Les pics de sulfates détectés aux environs de 1110, année où l'éclipse s'est produite, indiquent que de larges éruptions ont eu lieu à cette époque. Et comparé aux événements volcaniques connus, celui-ci est le septième le plus important en termes de quantité de soufre rejeté dans l'atmosphère.

Pour étayer leurs observations, les chercheurs ont étudié des cernes d’arbres datant de la même période. Les cernes, dont la croissance est conditionnée par le climat, suggérant que l'année 1109 a été particulièrement froide et pluvieuse en Europe, une anomalie climatique potentiellement causée ou exacerbée par les effets d'une éruption volcanique.

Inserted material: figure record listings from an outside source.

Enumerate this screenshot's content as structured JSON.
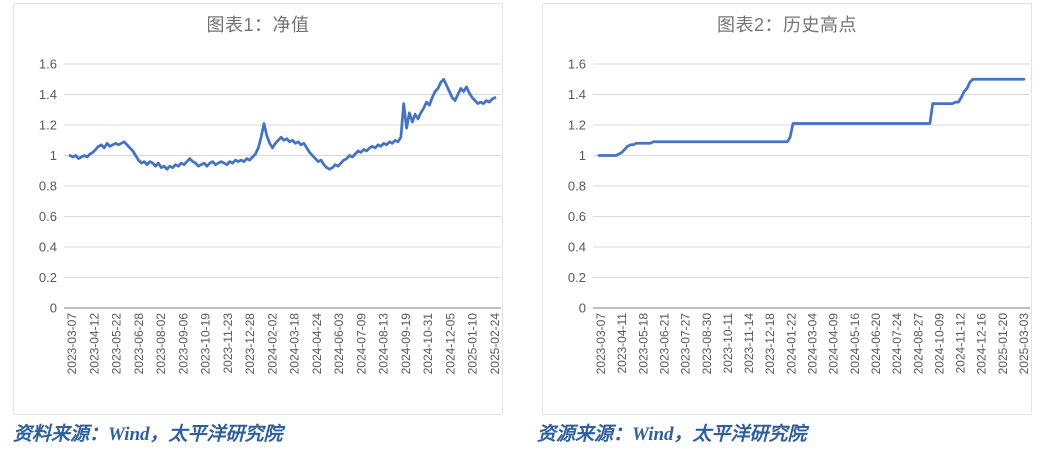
{
  "colors": {
    "line": "#4472C4",
    "gridline": "#D9D9D9",
    "axis_line": "#BFBFBF",
    "axis_text": "#595959",
    "title_text": "#747474",
    "source_text": "#30609B",
    "panel_background": "#FFFFFF",
    "page_background": "#FFFFFF"
  },
  "chart_data": [
    {
      "type": "line",
      "title": "图表1：净值",
      "source_note": "资料来源：Wind，太平洋研究院",
      "legend": "none",
      "grid": "horizontal",
      "ylim": [
        0,
        1.6
      ],
      "y_ticks": [
        0,
        0.2,
        0.4,
        0.6,
        0.8,
        1,
        1.2,
        1.4,
        1.6
      ],
      "y_tick_labels": [
        "0",
        "0.2",
        "0.4",
        "0.6",
        "0.8",
        "1",
        "1.2",
        "1.4",
        "1.6"
      ],
      "x_range": [
        "2023-03-07",
        "2025-03-07"
      ],
      "x_tick_labels": [
        "2023-03-07",
        "2023-04-12",
        "2023-05-22",
        "2023-06-28",
        "2023-08-02",
        "2023-09-06",
        "2023-10-19",
        "2023-11-23",
        "2023-12-28",
        "2024-02-02",
        "2024-03-18",
        "2024-04-24",
        "2024-06-03",
        "2024-07-09",
        "2024-08-13",
        "2024-09-19",
        "2024-10-31",
        "2024-12-05",
        "2025-01-10",
        "2025-02-24"
      ],
      "series": [
        {
          "name": "净值",
          "color": "#4472C4",
          "values": [
            1.0,
            0.99,
            1.0,
            0.98,
            0.99,
            1.0,
            0.99,
            1.01,
            1.02,
            1.04,
            1.06,
            1.07,
            1.05,
            1.08,
            1.06,
            1.07,
            1.08,
            1.07,
            1.08,
            1.09,
            1.07,
            1.05,
            1.03,
            1.0,
            0.97,
            0.95,
            0.96,
            0.94,
            0.96,
            0.95,
            0.93,
            0.95,
            0.92,
            0.93,
            0.91,
            0.93,
            0.92,
            0.94,
            0.93,
            0.95,
            0.94,
            0.96,
            0.98,
            0.96,
            0.95,
            0.93,
            0.94,
            0.95,
            0.93,
            0.95,
            0.96,
            0.94,
            0.95,
            0.96,
            0.95,
            0.94,
            0.96,
            0.95,
            0.97,
            0.96,
            0.97,
            0.96,
            0.98,
            0.97,
            0.99,
            1.01,
            1.05,
            1.12,
            1.21,
            1.13,
            1.08,
            1.05,
            1.08,
            1.1,
            1.12,
            1.1,
            1.11,
            1.09,
            1.1,
            1.08,
            1.09,
            1.07,
            1.08,
            1.05,
            1.02,
            1.0,
            0.98,
            0.96,
            0.97,
            0.94,
            0.92,
            0.91,
            0.92,
            0.94,
            0.93,
            0.95,
            0.97,
            0.98,
            1.0,
            0.99,
            1.01,
            1.03,
            1.02,
            1.04,
            1.03,
            1.05,
            1.06,
            1.05,
            1.07,
            1.06,
            1.08,
            1.07,
            1.09,
            1.08,
            1.1,
            1.09,
            1.12,
            1.34,
            1.18,
            1.28,
            1.22,
            1.27,
            1.24,
            1.28,
            1.31,
            1.35,
            1.33,
            1.38,
            1.42,
            1.44,
            1.48,
            1.5,
            1.46,
            1.42,
            1.38,
            1.36,
            1.4,
            1.44,
            1.42,
            1.45,
            1.41,
            1.38,
            1.36,
            1.34,
            1.35,
            1.34,
            1.36,
            1.35,
            1.37,
            1.38
          ]
        }
      ]
    },
    {
      "type": "line",
      "shape": "step",
      "title": "图表2：历史高点",
      "source_note": "资源来源：Wind，太平洋研究院",
      "legend": "none",
      "grid": "horizontal",
      "ylim": [
        0,
        1.6
      ],
      "y_ticks": [
        0,
        0.2,
        0.4,
        0.6,
        0.8,
        1,
        1.2,
        1.4,
        1.6
      ],
      "y_tick_labels": [
        "0",
        "0.2",
        "0.4",
        "0.6",
        "0.8",
        "1",
        "1.2",
        "1.4",
        "1.6"
      ],
      "x_range": [
        "2023-03-07",
        "2025-03-03"
      ],
      "x_tick_labels": [
        "2023-03-07",
        "2023-04-11",
        "2023-05-18",
        "2023-06-21",
        "2023-07-27",
        "2023-08-30",
        "2023-10-11",
        "2023-11-14",
        "2023-12-18",
        "2024-01-22",
        "2024-03-04",
        "2024-04-09",
        "2024-05-16",
        "2024-06-20",
        "2024-07-24",
        "2024-08-27",
        "2024-10-09",
        "2024-11-12",
        "2024-12-16",
        "2025-01-20",
        "2025-03-03"
      ],
      "series": [
        {
          "name": "历史高点",
          "color": "#4472C4",
          "values": [
            1.0,
            1.0,
            1.0,
            1.0,
            1.0,
            1.0,
            1.0,
            1.01,
            1.02,
            1.04,
            1.06,
            1.07,
            1.07,
            1.08,
            1.08,
            1.08,
            1.08,
            1.08,
            1.08,
            1.09,
            1.09,
            1.09,
            1.09,
            1.09,
            1.09,
            1.09,
            1.09,
            1.09,
            1.09,
            1.09,
            1.09,
            1.09,
            1.09,
            1.09,
            1.09,
            1.09,
            1.09,
            1.09,
            1.09,
            1.09,
            1.09,
            1.09,
            1.09,
            1.09,
            1.09,
            1.09,
            1.09,
            1.09,
            1.09,
            1.09,
            1.09,
            1.09,
            1.09,
            1.09,
            1.09,
            1.09,
            1.09,
            1.09,
            1.09,
            1.09,
            1.09,
            1.09,
            1.09,
            1.09,
            1.09,
            1.09,
            1.09,
            1.12,
            1.21,
            1.21,
            1.21,
            1.21,
            1.21,
            1.21,
            1.21,
            1.21,
            1.21,
            1.21,
            1.21,
            1.21,
            1.21,
            1.21,
            1.21,
            1.21,
            1.21,
            1.21,
            1.21,
            1.21,
            1.21,
            1.21,
            1.21,
            1.21,
            1.21,
            1.21,
            1.21,
            1.21,
            1.21,
            1.21,
            1.21,
            1.21,
            1.21,
            1.21,
            1.21,
            1.21,
            1.21,
            1.21,
            1.21,
            1.21,
            1.21,
            1.21,
            1.21,
            1.21,
            1.21,
            1.21,
            1.21,
            1.21,
            1.21,
            1.34,
            1.34,
            1.34,
            1.34,
            1.34,
            1.34,
            1.34,
            1.34,
            1.35,
            1.35,
            1.38,
            1.42,
            1.44,
            1.48,
            1.5,
            1.5,
            1.5,
            1.5,
            1.5,
            1.5,
            1.5,
            1.5,
            1.5,
            1.5,
            1.5,
            1.5,
            1.5,
            1.5,
            1.5,
            1.5,
            1.5,
            1.5,
            1.5
          ]
        }
      ]
    }
  ]
}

Et les récits historiques le confirment. En Irlande, « les gens jeûnèrent et firent des offrandes à Dieu pour chasser la pluie et le mauvais temps, en été comme en automne », lit-on dans le manuscrit Annals of Inisfallen. En France, la Chronique de Morigny rapporte que « la grave famine a ainsi tué beaucoup de gens et réduit un nombre incalculable de riches à la pauvreté ». La Chronique de Peterborough, de son côté, fait mention d’une année 1110 « absolument désastreuse » en Angleterre.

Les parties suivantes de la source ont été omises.